Still, fans had been holding out hope, as the critically admired cult comedy has been rejuvenated creatively by the return of creator Dan Harmon in season 5 (while absorbing the exit of one of its original cast members, Donald Glover, early in the season). And although the threat of cancellation loomed in previous seasons, the show had always managed to squeak out a renewal right before NBC presented its fall schedule at the advertiser upfronts.

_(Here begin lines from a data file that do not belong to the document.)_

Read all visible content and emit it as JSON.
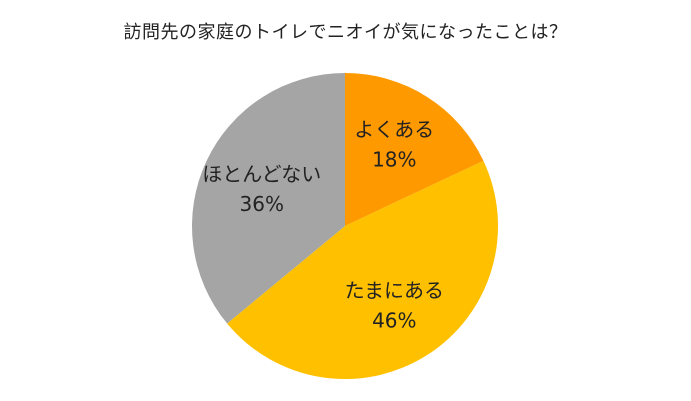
{
  "chart_data": {
    "type": "pie",
    "title": "訪問先の家庭のトイレでニオイが気になったことは？",
    "slices": [
      {
        "label": "よくある",
        "value": 18,
        "value_label": "18%",
        "color": "#FF9900"
      },
      {
        "label": "たまにある",
        "value": 46,
        "value_label": "46%",
        "color": "#FFC000"
      },
      {
        "label": "ほとんどない",
        "value": 36,
        "value_label": "36%",
        "color": "#A5A5A5"
      }
    ],
    "start_angle": "12 o'clock",
    "direction": "clockwise",
    "legend": "none",
    "data_labels": "inside"
  }
}
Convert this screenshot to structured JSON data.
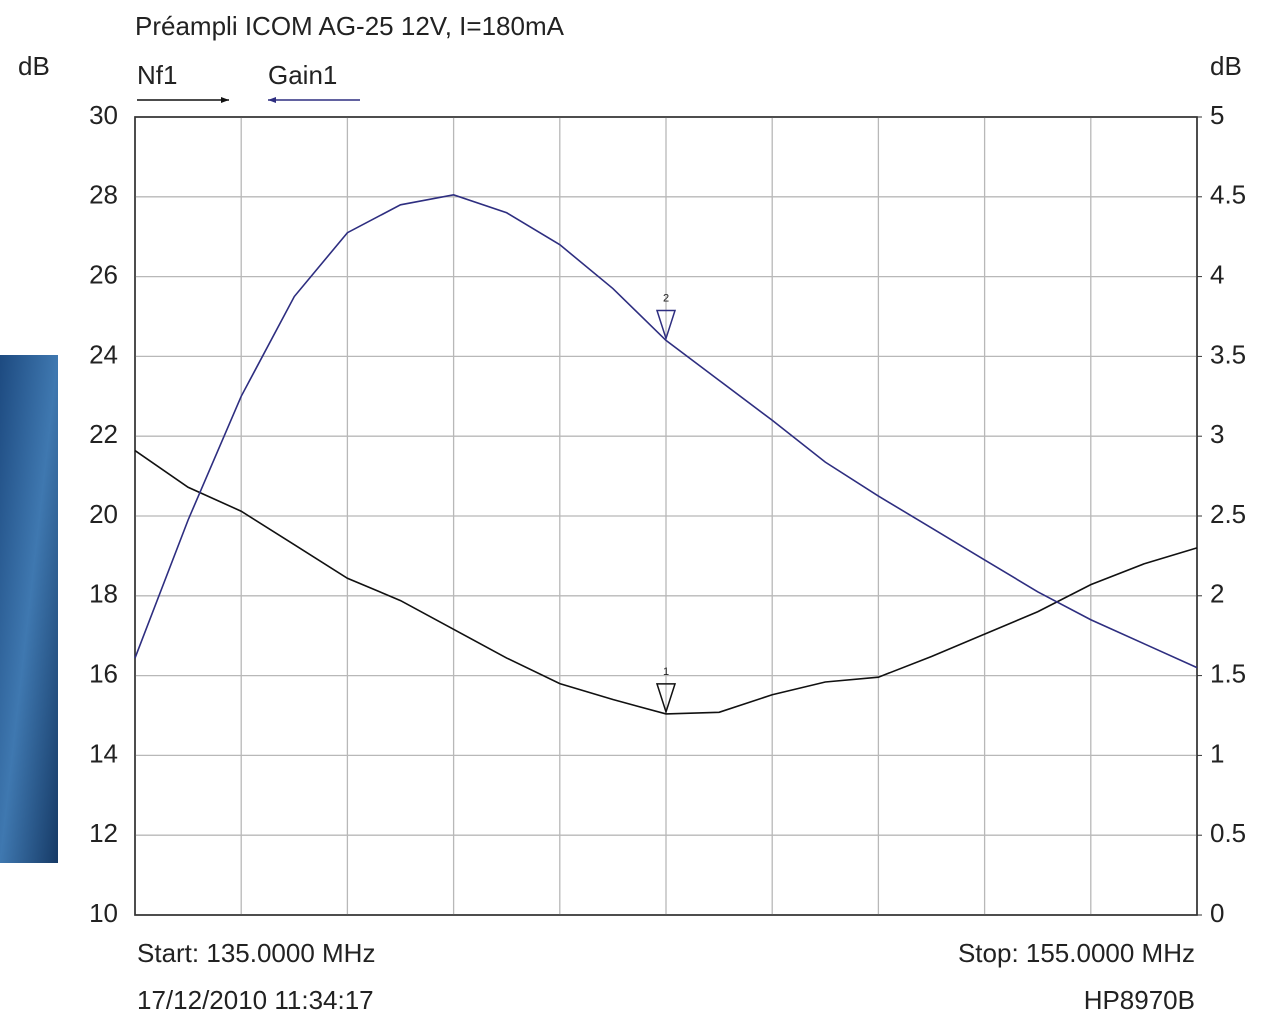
{
  "chart_data": {
    "type": "line",
    "title": "Préampli ICOM AG-25  12V, I=180mA",
    "y_label": "dB",
    "y2_label": "dB",
    "start_label": "Start: 135.0000 MHz",
    "stop_label": "Stop: 155.0000 MHz",
    "timestamp": "17/12/2010 11:34:17",
    "instrument": "HP8970B",
    "x": [
      135,
      136,
      137,
      138,
      139,
      140,
      141,
      142,
      143,
      144,
      145,
      146,
      147,
      148,
      149,
      150,
      151,
      152,
      153,
      154,
      155
    ],
    "xlim": [
      135,
      155
    ],
    "xticks": [
      135,
      137,
      139,
      141,
      143,
      145,
      147,
      149,
      151,
      153,
      155
    ],
    "ylim": [
      10,
      30
    ],
    "yticks": [
      10,
      12,
      14,
      16,
      18,
      20,
      22,
      24,
      26,
      28,
      30
    ],
    "y2lim": [
      0,
      5
    ],
    "y2ticks": [
      0,
      0.5,
      1,
      1.5,
      2,
      2.5,
      3,
      3.5,
      4,
      4.5,
      5
    ],
    "grid": true,
    "series": [
      {
        "name": "Nf1",
        "color": "#111111",
        "axis": "y2",
        "values": [
          2.91,
          2.68,
          2.53,
          2.32,
          2.11,
          1.97,
          1.79,
          1.61,
          1.45,
          1.35,
          1.26,
          1.27,
          1.38,
          1.46,
          1.49,
          1.62,
          1.76,
          1.9,
          2.07,
          2.2,
          2.3
        ]
      },
      {
        "name": "Gain1",
        "color": "#2e2e80",
        "axis": "y",
        "values": [
          16.44,
          19.9,
          23.0,
          25.5,
          27.1,
          27.8,
          28.05,
          27.6,
          26.8,
          25.7,
          24.4,
          23.4,
          22.4,
          21.35,
          20.5,
          19.7,
          18.9,
          18.1,
          17.4,
          16.8,
          16.2
        ]
      }
    ],
    "markers": [
      {
        "label": "1",
        "series": 0,
        "index": 10
      },
      {
        "label": "2",
        "series": 1,
        "index": 10
      }
    ]
  }
}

A final batch of episodes would have been a big one for Community’s hyper-dedicated fans and cast, who have been pushing for the series to fulfill its destiny once uttered by Abed (Danny Pudi) and reach the milestone of six seasons and a movie. (Community also has fallen shy of another benchmark: 100 episodes, having aired 97 to date.)
There is, of course, the significant possibility that Community isn’t dead altogether. Sony Pictures TV, which produces Community, will now try to find another home for it on cable or a streaming service. The show has already been sold in syndication to Comedy Central, while Hulu owns the digital rights.
In regards to the NBC news, McHale just tweeted: “#darkesttimeline,” while Harmon’s first tweet on the matter is: “Twitter isn’t big enough to hold my condolences and more importantly my gratitude to the best fans, cast and crew in TV history. Excelsior.” Feel free to place your condolences and/or rally cries below.
Meanwhile, NBC has renewed freshman comedy About a Boy and canceled another one, Growing Up Fisher.